大阪高等裁判所平成26年 6月12日の裁判例 

行政書士による後遺障害申請書の代行が弁護士法違反とされた事例

 

(1)  弁護士法七二条の解釈に関する主張について
 控訴人は、弁護士法七二条は、そのただし書で「他の法律に別段の定めがある場合」を例外として定めるところ、行政書士法一条の二第一項はその例外に当たるから、弁護士法七二条により非弁護士が取り扱うことのできない事件性のある法律事務の鑑定に関するものであっても、権利義務又は事実証明に関する書類を作成することは許されると主張する。
 しかし、行政書士法一条の二第一項の「権利義務又は事実証明に関する書類」に該当するか否かは、他の法律との整合性を考慮して判断されるべき事柄であり、抽象的概念としては「権利義務又は事実証明に関する書類」と一応いえるものであっても、その作成が一般の法律事務に当たるもの(弁護士法三条一項参照)はそもそもこれに含まれないと解するのが相当である。

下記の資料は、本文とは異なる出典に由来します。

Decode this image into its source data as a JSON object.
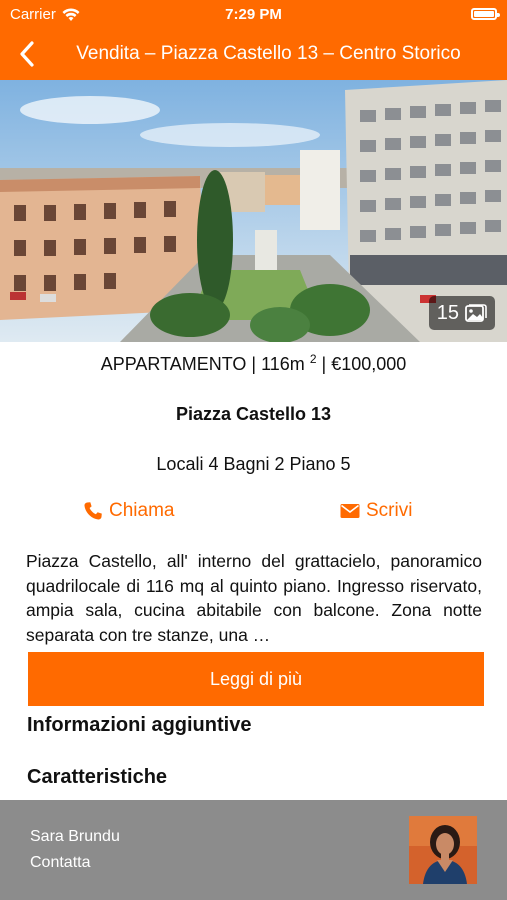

 本件において、控訴人は、亡Y1及び被控訴人Y4のそれぞれについて加害者との間で将来法的紛議の発生することがほぼ不可避である状況において、その事情を認識しながら、a整形外科宛ての上申書や保険会社宛ての保険金の請求に関する書類等を作成し提出したものであると認められるが(甲二〇~二二、乙九)、これらの書類には、亡Y1らに有利な等級認定を得させるために必要な事実や法的判断を含む意見が記載されていたものと認められる。そうすると、そのような書類は、一般の法律事件に関して法律事務を取り扱う過程で作成されたものであって、行政書士法一条の二第一項にいう「権利義務又は事実証明に関する書類」とはいえないから、弁護士法七二条ただし書の適用はなく、これらの書類の作成については、弁護士法七二条により非弁護士による事務の取扱いが禁止されるものである。
 よって、控訴人の主張は理由がない。
 (2)  弁護士法七二条により禁止される行為の外延は明確でなければならないとの主張について
 控訴人は、弁護士法七二条違反の罪の成否が問題となった刑事事件に関する最高裁判例を引用して、同条の定める「法律事件に関する法律事務」に該当するかの基準は明確でなければならないと主張する。

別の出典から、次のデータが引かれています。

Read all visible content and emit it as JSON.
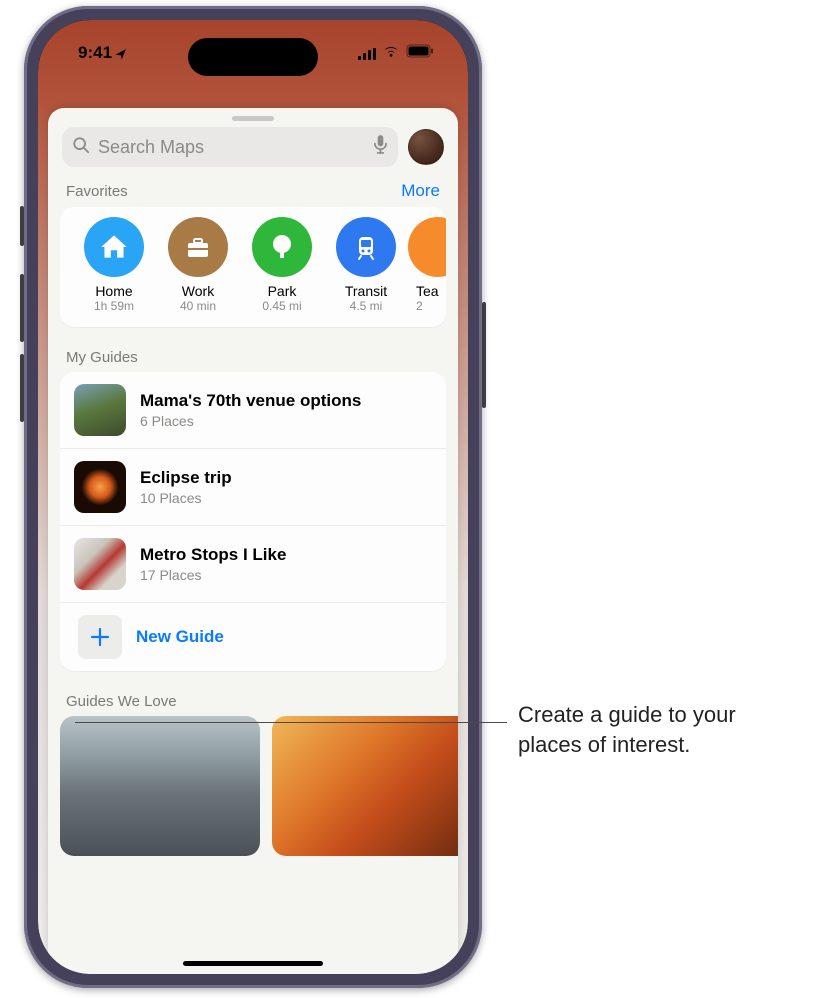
{
  "status": {
    "time": "9:41"
  },
  "search": {
    "placeholder": "Search Maps"
  },
  "favorites": {
    "header": "Favorites",
    "more": "More",
    "items": [
      {
        "label": "Home",
        "sub": "1h 59m",
        "color": "#2aa4f4",
        "icon": "home"
      },
      {
        "label": "Work",
        "sub": "40 min",
        "color": "#a87a45",
        "icon": "briefcase"
      },
      {
        "label": "Park",
        "sub": "0.45 mi",
        "color": "#2fb73c",
        "icon": "tree"
      },
      {
        "label": "Transit",
        "sub": "4.5 mi",
        "color": "#2e78f0",
        "icon": "transit"
      },
      {
        "label": "Tea",
        "sub": "2",
        "color": "#f68b2c",
        "icon": "cup"
      }
    ]
  },
  "my_guides": {
    "header": "My Guides",
    "items": [
      {
        "title": "Mama's 70th venue options",
        "sub": "6 Places"
      },
      {
        "title": "Eclipse trip",
        "sub": "10 Places"
      },
      {
        "title": "Metro Stops I Like",
        "sub": "17 Places"
      }
    ],
    "new_guide_label": "New Guide"
  },
  "guides_love": {
    "header": "Guides We Love"
  },
  "callout": {
    "text": "Create a guide to your places of interest."
  }
}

 控訴人の上記主張は、本件で控訴人が行った業務は弁護士法七二条に違反するものではないとの立場を前提に、仮に同条に違反するとしても禁止行為の外延が明確でない規定によって本件各契約が無効とされることは予測可能性を害するという趣旨であると解されるが、将来法的紛議が発生することが予測される状況において控訴人が行った書類の作成や相談に応じての助言指導は、いずれもそもそも行政書士の業務(行政書士法一条の二第一項)に当たらず、また、弁護士法七二条により禁止される一般の法律事件に関する法律事務に当たることが明らかであるから、行政書士が取り扱うことが制限されているものである。
 よって、控訴人の主張は理由がない。
 (3)  成果報酬に関する主張について
 控訴人は、書類作成についての成果報酬の約定は合理的なものであり、契約自由の原則により許されると主張する。

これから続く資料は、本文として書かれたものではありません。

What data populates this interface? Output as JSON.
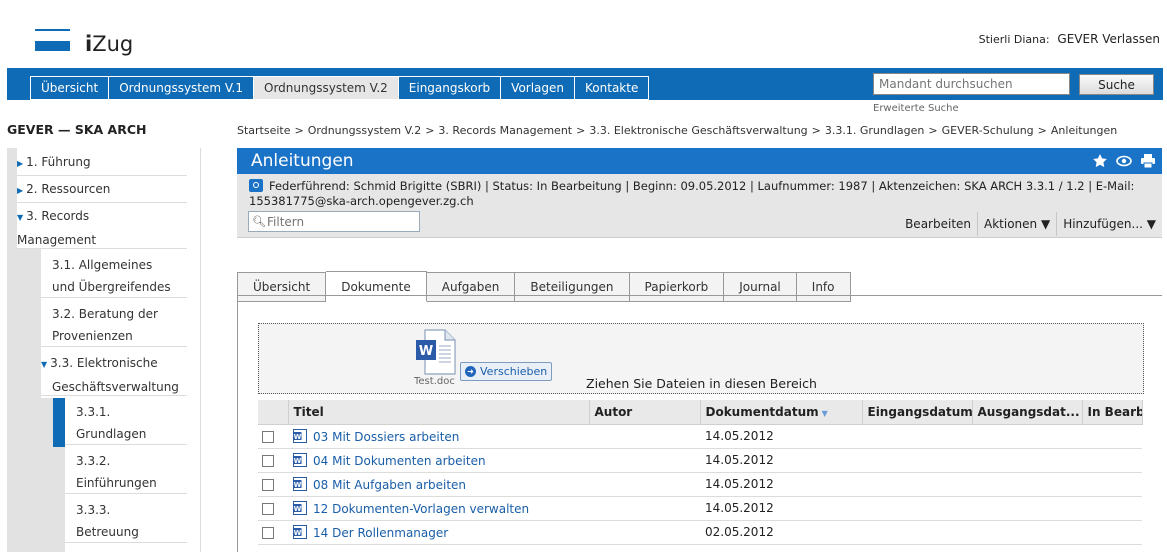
{
  "header": {
    "logo_prefix": "i",
    "logo_suffix": "Zug",
    "user_name": "Stierli Diana:",
    "logout_label": "GEVER Verlassen"
  },
  "nav": {
    "tabs": [
      "Übersicht",
      "Ordnungssystem V.1",
      "Ordnungssystem V.2",
      "Eingangskorb",
      "Vorlagen",
      "Kontakte"
    ],
    "active_tab": "Ordnungssystem V.2",
    "search_placeholder": "Mandant durchsuchen",
    "search_button": "Suche",
    "advanced_search": "Erweiterte Suche"
  },
  "sidebar": {
    "title": "GEVER — SKA ARCH",
    "items": [
      {
        "label": "1. Führung"
      },
      {
        "label": "2. Ressourcen"
      },
      {
        "label_line1": "3. Records",
        "label_line2": "Management"
      },
      {
        "label_line1": "3.1. Allgemeines",
        "label_line2": "und Übergreifendes"
      },
      {
        "label_line1": "3.2. Beratung der",
        "label_line2": "Provenienzen"
      },
      {
        "label_line1": "3.3. Elektronische",
        "label_line2": "Geschäftsverwaltung"
      },
      {
        "label_line1": "3.3.1.",
        "label_line2": "Grundlagen"
      },
      {
        "label_line1": "3.3.2.",
        "label_line2": "Einführungen"
      },
      {
        "label_line1": "3.3.3.",
        "label_line2": "Betreuung"
      }
    ]
  },
  "breadcrumb": [
    "Startseite",
    "Ordnungssystem V.2",
    "3. Records Management",
    "3.3. Elektronische Geschäftsverwaltung",
    "3.3.1. Grundlagen",
    "GEVER-Schulung",
    "Anleitungen"
  ],
  "dossier": {
    "title": "Anleitungen",
    "meta_line1": "Federführend: Schmid Brigitte (SBRI) | Status: In Bearbeitung | Beginn: 09.05.2012 | Laufnummer: 1987 | Aktenzeichen: SKA ARCH 3.3.1 / 1.2 | E-Mail:",
    "meta_line2": "155381775@ska-arch.opengever.zg.ch",
    "filter_placeholder": "Filtern",
    "actions": [
      "Bearbeiten",
      "Aktionen ▼",
      "Hinzufügen... ▼"
    ]
  },
  "tabs": [
    "Übersicht",
    "Dokumente",
    "Aufgaben",
    "Beteiligungen",
    "Papierkorb",
    "Journal",
    "Info"
  ],
  "active_tab": "Dokumente",
  "dropzone": {
    "file_caption": "Test.doc",
    "move_button": "Verschieben",
    "hint": "Ziehen Sie Dateien in diesen Bereich"
  },
  "table": {
    "columns": [
      "Titel",
      "Autor",
      "Dokumentdatum",
      "Eingangsdatum",
      "Ausgangsdat...",
      "In Bearb"
    ],
    "rows": [
      {
        "title": "03 Mit Dossiers arbeiten",
        "author": "",
        "date": "14.05.2012",
        "in": "",
        "out": "",
        "edit": ""
      },
      {
        "title": "04 Mit Dokumenten arbeiten",
        "author": "",
        "date": "14.05.2012",
        "in": "",
        "out": "",
        "edit": ""
      },
      {
        "title": "08 Mit Aufgaben arbeiten",
        "author": "",
        "date": "14.05.2012",
        "in": "",
        "out": "",
        "edit": ""
      },
      {
        "title": "12 Dokumenten-Vorlagen verwalten",
        "author": "",
        "date": "14.05.2012",
        "in": "",
        "out": "",
        "edit": ""
      },
      {
        "title": "14 Der Rollenmanager",
        "author": "",
        "date": "02.05.2012",
        "in": "",
        "out": "",
        "edit": ""
      }
    ]
  },
  "colors": {
    "brand_blue": "#0f6bb5",
    "header_blue": "#1a73c6",
    "link_blue": "#1a5ea8"
  }
}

 本件各契約の報酬金の約定は、単なる書類作成の結果というよりは、控訴人による助言指導や、示談の代行等による成果(それによって得られた経済的利益)に対する報酬を定めたものと理解することができ、それ自体、控訴人が、弁護士法七二条の法律事務の取扱いに関わり、これを業とするものであることを示すものである。そうすると、上記の報酬金の約定が有効であるか無効であるかに関わりなく、その旨の定めがあることを弁護士法七二条違反を基礎付ける事実として考慮することは許される。
 よって、控訴人の主張は失当である。
 (4)  支払請求書兼支払指図書の作成・提出に関する主張について
 控訴人は、損害保険会社宛ての支払請求書兼支払指図書を作成して提出した行為は、亡Y1らの利便のために無償で代理申請をしたものであって、本件各契約に基づく業務ではないと主張する。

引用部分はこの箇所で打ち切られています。